Rep. Steve Pearce (R-N.M.) finally lost it when MF Global Holdings general counsel Laurie Ferber balked when asked if she felt improperly tapped customers have been stolen from or robbed.

"This is magnificent, one of the highest-paid lawyers in the damn country," Pearce said. "Bonnie and Clyde, they were chumps. They drove around. They used gas money to go out. You guys had people send things electronically to you, and nobody’s responsible? You can’t even declare that it was robbed or stolen from? What chumps those old-style bandits were."

According to written testimony for the subcommittee from Diane Genova, deputy counsel for JPMorgan Chase & Co., her bank on Oct. 28, three days before MF Global’s bankruptcy, noticed that the firm had moved funds around to cover its London overdrafts.
"The first was a transfer of $200 million from an MF Global account in the U.S. designated as a customer segregated account to an MF Global account in the U.S. designated for MF Global’s own funds," Genova wrote. "The second was a transfer of $175 million from that MF Global account in the U.S. to another MF Global account in London also designated for MF Global’s own funds."

A brokerage might put its own money into an account holding segregated customer funds, but it’s never supposed to touch the clients holdings. JPMorgan Chase sought written assurance MF Global had not done so, but Genova said it never received an executed document back.
Ironically, a CME spot audit of MF Global’s segregated accounts on Oct. 27 had found they had $116 million in excess funds as of the close of business of the 26th.

Edith O’Brien, MF Global’s Chicago-based assistant treasurer when the company went bankrupt, may be able to shed some light in that she was in charge of directing money movements and ought to know how the $200 million in customer funds came to be pulled from the segregated accounts of those investing with — not in — her firm in the finals days, when it was trying desperately to prop itself up.

Rep. Michael Capuano (D-Mass.) noted she was unlikely to have ranked high enough in the organization to have had final say on such a transfer. But a revelation as to whether she got orders from above, and just how far above, will have to wait.

O’Brien earned a quick dismissal from the hearing after pleading the Fifth Amendment to an opening inquiry concerning the transfers and a subsequent question about reports her lawyers are working with federal investigators on a possible immunity deal. That left Ferber, MF Global Chief Financial Officer Henri Steenkamp and Christine Serwinski, its North America CFO, to zig and zag without her, and none too subtly.
"Ms. O’Brien’s declaration of the Fifth Amendment was more helpful to this committee than any of your answers," Rep. Stephen Lynch (D-Mass.) finally told them. "I don’t want you going off on any long explanation because, based on everything else that has come out of your mouths, all three of you, (no one) has owned up to the responsibility for any of the stuff that’s gone on here, even though you’re all three in major positions of responsibility."

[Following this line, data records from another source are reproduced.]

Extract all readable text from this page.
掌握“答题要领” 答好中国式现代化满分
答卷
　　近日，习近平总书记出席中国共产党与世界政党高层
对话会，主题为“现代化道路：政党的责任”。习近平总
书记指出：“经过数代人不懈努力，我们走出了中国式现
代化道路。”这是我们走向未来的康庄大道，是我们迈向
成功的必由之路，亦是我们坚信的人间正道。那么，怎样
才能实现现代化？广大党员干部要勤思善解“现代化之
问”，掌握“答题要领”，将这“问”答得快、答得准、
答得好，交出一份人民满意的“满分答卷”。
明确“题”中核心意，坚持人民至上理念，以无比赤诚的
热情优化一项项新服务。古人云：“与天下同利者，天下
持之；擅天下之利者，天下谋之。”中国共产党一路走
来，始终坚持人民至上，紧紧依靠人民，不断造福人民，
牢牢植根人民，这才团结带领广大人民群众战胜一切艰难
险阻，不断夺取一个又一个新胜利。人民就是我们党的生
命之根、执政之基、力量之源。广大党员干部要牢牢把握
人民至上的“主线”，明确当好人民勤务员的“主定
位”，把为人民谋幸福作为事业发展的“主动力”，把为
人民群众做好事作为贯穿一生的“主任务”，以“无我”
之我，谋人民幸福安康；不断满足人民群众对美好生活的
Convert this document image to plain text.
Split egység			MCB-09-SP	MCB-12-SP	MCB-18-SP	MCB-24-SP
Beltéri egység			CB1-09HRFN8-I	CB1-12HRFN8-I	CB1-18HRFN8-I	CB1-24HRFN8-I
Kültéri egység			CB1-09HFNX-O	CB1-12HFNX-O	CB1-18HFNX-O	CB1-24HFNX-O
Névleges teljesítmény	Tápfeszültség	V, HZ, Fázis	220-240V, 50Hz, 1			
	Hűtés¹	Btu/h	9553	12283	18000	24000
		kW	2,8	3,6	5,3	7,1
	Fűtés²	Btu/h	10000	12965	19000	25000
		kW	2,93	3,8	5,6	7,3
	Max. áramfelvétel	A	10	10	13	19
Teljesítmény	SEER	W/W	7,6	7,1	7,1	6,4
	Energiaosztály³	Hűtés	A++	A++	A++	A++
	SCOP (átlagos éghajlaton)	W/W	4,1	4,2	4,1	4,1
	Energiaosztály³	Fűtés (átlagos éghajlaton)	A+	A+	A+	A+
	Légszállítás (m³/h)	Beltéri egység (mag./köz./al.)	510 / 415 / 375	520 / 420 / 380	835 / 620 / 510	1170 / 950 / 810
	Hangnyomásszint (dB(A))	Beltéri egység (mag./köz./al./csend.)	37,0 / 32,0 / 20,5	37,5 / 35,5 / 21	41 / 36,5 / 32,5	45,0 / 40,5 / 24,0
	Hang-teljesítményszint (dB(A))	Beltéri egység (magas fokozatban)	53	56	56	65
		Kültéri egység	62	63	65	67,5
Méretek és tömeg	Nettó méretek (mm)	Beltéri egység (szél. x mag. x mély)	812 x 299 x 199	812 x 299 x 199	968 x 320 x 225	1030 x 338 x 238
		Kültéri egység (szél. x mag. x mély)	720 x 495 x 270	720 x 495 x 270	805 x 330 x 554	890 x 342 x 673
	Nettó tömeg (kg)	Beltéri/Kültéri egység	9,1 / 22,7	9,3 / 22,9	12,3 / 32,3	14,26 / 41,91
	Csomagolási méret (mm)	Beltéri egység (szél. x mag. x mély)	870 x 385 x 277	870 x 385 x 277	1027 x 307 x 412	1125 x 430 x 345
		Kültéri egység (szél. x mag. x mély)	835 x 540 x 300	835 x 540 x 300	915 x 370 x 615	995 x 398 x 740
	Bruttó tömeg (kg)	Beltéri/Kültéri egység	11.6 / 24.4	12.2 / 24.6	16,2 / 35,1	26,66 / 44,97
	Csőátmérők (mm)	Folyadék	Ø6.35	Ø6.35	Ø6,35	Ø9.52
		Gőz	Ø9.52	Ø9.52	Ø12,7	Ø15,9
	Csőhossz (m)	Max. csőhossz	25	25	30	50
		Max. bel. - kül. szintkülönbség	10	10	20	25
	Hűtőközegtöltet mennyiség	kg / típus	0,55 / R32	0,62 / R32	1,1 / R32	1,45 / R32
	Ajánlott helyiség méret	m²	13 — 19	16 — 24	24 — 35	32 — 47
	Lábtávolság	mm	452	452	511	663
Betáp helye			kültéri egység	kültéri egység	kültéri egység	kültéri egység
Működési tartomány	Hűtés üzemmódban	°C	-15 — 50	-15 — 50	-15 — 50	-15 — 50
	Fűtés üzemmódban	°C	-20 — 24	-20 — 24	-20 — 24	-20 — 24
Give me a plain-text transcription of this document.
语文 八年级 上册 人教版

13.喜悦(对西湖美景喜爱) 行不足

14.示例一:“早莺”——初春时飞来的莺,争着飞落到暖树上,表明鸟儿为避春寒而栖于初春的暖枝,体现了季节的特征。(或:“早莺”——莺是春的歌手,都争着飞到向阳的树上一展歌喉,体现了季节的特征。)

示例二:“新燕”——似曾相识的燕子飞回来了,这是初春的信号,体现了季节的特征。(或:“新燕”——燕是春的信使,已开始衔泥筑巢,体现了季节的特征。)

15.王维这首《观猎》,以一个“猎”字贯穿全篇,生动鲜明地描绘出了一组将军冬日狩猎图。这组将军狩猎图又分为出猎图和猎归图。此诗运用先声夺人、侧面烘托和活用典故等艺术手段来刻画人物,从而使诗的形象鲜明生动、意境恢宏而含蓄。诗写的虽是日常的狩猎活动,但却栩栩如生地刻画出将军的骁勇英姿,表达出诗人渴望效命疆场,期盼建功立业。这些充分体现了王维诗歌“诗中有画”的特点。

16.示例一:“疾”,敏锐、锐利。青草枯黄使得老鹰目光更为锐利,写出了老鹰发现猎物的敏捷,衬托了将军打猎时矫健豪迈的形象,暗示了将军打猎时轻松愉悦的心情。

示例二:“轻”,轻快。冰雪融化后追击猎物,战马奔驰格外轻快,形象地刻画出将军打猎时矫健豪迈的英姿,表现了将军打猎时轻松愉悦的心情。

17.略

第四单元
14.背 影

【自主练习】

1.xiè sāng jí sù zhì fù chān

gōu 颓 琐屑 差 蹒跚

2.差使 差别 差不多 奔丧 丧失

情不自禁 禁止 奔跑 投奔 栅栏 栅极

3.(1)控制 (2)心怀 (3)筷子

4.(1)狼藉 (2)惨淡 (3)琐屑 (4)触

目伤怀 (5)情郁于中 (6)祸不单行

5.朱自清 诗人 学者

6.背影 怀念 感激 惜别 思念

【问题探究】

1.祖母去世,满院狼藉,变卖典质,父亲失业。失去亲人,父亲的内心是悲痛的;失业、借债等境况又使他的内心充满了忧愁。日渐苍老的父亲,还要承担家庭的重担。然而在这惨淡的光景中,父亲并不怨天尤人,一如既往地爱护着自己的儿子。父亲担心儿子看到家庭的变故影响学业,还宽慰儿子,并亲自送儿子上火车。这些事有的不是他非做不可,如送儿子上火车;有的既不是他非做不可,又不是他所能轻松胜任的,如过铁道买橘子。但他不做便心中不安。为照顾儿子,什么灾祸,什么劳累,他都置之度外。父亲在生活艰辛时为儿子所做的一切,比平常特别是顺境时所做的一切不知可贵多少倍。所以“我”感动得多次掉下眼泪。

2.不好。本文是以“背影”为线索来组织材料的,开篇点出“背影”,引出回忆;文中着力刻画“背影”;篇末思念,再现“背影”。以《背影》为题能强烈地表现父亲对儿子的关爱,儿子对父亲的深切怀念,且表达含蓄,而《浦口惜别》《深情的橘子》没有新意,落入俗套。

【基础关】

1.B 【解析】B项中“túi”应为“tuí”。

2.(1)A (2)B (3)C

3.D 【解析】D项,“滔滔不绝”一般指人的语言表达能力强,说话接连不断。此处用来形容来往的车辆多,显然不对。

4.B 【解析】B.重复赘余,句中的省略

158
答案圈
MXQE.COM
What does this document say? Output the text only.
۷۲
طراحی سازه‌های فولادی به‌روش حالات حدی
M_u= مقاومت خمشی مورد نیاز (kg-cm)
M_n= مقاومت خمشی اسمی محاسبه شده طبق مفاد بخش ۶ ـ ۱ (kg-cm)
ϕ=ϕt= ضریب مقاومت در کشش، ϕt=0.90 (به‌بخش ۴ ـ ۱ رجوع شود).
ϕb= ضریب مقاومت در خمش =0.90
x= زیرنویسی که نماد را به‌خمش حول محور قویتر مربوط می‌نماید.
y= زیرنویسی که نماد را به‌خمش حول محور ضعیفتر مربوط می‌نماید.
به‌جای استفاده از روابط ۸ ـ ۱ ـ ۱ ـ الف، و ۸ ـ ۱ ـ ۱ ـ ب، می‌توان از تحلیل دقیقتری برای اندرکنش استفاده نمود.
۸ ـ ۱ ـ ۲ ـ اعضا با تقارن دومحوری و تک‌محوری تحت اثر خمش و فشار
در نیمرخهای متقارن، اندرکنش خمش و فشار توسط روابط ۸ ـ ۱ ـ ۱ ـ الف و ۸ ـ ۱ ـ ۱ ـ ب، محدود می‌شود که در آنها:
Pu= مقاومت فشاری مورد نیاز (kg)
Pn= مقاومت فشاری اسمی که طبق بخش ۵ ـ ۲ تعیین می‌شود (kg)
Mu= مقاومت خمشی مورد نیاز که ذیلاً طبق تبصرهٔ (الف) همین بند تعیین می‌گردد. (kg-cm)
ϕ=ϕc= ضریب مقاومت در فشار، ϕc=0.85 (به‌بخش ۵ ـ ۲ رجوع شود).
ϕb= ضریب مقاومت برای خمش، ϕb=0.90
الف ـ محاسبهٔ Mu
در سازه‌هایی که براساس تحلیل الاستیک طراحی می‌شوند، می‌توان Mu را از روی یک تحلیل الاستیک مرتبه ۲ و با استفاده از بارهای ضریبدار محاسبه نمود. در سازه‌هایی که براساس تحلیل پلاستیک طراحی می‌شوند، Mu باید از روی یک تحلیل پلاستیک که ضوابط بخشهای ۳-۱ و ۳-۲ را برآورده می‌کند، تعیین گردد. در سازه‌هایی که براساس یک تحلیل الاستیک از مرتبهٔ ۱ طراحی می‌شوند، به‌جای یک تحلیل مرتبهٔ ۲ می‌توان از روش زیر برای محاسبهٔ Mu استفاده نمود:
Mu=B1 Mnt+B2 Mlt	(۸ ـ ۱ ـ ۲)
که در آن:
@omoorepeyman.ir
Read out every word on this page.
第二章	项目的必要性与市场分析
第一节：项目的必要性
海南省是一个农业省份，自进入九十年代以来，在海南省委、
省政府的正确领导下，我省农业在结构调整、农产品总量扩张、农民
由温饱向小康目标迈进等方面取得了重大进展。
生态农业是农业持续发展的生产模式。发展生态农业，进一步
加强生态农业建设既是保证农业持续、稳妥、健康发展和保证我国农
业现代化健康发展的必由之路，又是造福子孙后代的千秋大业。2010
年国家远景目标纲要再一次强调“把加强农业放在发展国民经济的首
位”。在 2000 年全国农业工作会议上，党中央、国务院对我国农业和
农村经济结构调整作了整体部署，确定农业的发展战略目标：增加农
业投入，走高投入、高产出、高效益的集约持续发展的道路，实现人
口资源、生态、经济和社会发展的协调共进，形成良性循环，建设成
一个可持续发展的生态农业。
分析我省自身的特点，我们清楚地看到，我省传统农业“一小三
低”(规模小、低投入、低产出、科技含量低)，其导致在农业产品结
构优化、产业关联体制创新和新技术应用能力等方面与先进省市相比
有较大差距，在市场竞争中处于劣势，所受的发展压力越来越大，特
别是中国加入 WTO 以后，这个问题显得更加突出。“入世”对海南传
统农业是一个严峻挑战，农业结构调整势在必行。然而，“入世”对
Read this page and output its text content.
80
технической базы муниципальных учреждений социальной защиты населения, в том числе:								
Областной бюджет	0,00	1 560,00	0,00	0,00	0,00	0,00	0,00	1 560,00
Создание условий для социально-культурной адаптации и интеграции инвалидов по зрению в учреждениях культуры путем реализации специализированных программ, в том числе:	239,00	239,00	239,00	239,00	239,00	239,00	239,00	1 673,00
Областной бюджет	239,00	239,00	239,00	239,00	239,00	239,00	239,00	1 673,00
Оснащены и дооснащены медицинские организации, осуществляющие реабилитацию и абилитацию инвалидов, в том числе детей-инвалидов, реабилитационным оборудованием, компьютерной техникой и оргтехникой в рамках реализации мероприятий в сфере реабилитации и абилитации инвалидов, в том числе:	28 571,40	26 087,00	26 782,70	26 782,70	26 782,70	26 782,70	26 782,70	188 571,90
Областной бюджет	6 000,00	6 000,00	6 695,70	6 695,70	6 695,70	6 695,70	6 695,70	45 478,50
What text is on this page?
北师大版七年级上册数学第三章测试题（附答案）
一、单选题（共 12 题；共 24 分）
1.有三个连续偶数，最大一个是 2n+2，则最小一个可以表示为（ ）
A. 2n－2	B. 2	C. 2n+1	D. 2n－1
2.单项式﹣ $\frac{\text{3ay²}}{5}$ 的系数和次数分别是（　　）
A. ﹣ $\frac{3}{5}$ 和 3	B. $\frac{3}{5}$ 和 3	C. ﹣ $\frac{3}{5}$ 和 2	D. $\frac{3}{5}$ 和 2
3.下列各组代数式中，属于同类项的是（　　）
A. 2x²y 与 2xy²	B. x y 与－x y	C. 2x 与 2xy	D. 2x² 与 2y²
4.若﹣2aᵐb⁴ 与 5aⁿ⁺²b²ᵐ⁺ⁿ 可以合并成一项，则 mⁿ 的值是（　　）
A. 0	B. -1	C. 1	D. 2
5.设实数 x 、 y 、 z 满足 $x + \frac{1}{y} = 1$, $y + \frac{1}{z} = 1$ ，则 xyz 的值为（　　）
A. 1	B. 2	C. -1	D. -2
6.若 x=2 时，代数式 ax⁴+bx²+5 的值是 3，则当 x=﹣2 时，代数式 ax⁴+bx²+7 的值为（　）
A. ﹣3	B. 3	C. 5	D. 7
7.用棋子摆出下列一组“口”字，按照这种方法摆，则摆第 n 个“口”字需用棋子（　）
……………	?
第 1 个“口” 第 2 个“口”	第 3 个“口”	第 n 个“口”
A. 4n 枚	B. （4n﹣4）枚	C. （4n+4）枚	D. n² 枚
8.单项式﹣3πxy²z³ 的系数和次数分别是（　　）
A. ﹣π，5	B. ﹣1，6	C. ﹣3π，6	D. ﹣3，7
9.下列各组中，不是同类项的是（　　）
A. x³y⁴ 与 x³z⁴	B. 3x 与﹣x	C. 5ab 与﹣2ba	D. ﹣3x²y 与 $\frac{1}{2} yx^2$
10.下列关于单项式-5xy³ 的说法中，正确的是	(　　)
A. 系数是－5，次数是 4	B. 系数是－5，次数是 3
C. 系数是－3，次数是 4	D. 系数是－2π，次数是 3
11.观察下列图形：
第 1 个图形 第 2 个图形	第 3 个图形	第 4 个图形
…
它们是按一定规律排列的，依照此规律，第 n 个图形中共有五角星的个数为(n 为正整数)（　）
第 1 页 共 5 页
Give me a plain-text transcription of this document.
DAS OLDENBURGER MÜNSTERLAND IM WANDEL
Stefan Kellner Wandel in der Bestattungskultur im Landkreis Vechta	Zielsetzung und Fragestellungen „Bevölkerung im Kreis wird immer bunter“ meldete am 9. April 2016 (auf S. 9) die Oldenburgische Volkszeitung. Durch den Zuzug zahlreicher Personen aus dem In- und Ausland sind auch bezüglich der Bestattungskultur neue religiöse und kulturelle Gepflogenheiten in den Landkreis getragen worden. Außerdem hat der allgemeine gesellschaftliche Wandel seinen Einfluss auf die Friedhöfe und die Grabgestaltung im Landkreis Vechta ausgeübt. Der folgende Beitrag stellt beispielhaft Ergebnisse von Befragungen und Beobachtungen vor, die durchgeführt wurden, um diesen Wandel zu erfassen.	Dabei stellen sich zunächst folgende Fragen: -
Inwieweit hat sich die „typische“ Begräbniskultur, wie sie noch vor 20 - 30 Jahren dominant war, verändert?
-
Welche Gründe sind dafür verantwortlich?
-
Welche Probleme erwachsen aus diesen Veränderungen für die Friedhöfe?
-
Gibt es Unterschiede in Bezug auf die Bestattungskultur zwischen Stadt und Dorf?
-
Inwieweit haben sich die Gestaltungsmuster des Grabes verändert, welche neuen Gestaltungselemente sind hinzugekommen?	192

Nearly a quarter of MF Global customer funds vanished, and no one knows how or where. This just doesn’t happen. Even when Bear Stearns went down, its clients funds were safe and secure.

"This is a central core responsibility," Lynch said. "This isn’t some esoteric rule. This isn’t some, you know, accounting error. … This goes to the very trust that your firm relies upon, and that the whole market relies upon in order to function. We have $1.6 billion of customer money take a walk, and none of you know anything about it.

"It is disgraceful not only for MF Global, but I think for anybody in your industry, because it is such a central principle in protecting clients, and hard-working farmers and grain operators, families that invested their savings," he said. "This industry is supposed to protect their interests, and they were robbed."

CME Group has said it continues to work closely with the Commodity Futures Trading Commission’s investigation to determine what went haywire "so appropriate recommendations can be made to enhance customer protections at the firm level." And Richard Repetto, who tracks exchanges as a principal with Sandler O’Neill and Partners, said in an interview that it’s possible the CME did everything it could have done.

Nonetheless, CME Group Chief Operating Officer Bryan Durkin earlier this year acknowledged the need to restore confidence in the system in a speech to the National Cattlemen’s Beef Association. "This has been an industry-wide blow to the heart of commodities markets — agricultural producers, processors and distributors — and that blow was dealt by the violations committed by MF Global," he said.

Daniel Roth, president and CEO of the Chicago-based National Futures Association, the U.S. futures industry’s self-regulatory organization, said in an interview after testifying before the House subcommittee that despite the many unknowns of the MF Global scandal, "We do know this: There’s a damn shortfall in customer segregated funds.

"We don’t know the full details of what went wrong at MF Global," Roth said. "But we know enough of what went wrong to try to figure out a smarter way (to enforce) compliance and that’s what we’re trying to do."
For now, MF Global is giving everyone the runaround, as if its leaders can’t quite solve the mystery either. But someone must know something, and though silence might seems golden, the missing $1.6 billion isn’t chump change. Someone inevitably will crack.

"Here’s what you should be concerned with … the people sitting next to you," Rep. Capuano told the MF Global executives, comparing their situation to that of the people who ran Enron. "Somebody is going to say something to the appropriate investigators, say this is the person who had final responsibility, and when that happens there are going to be problems for (some) individuals."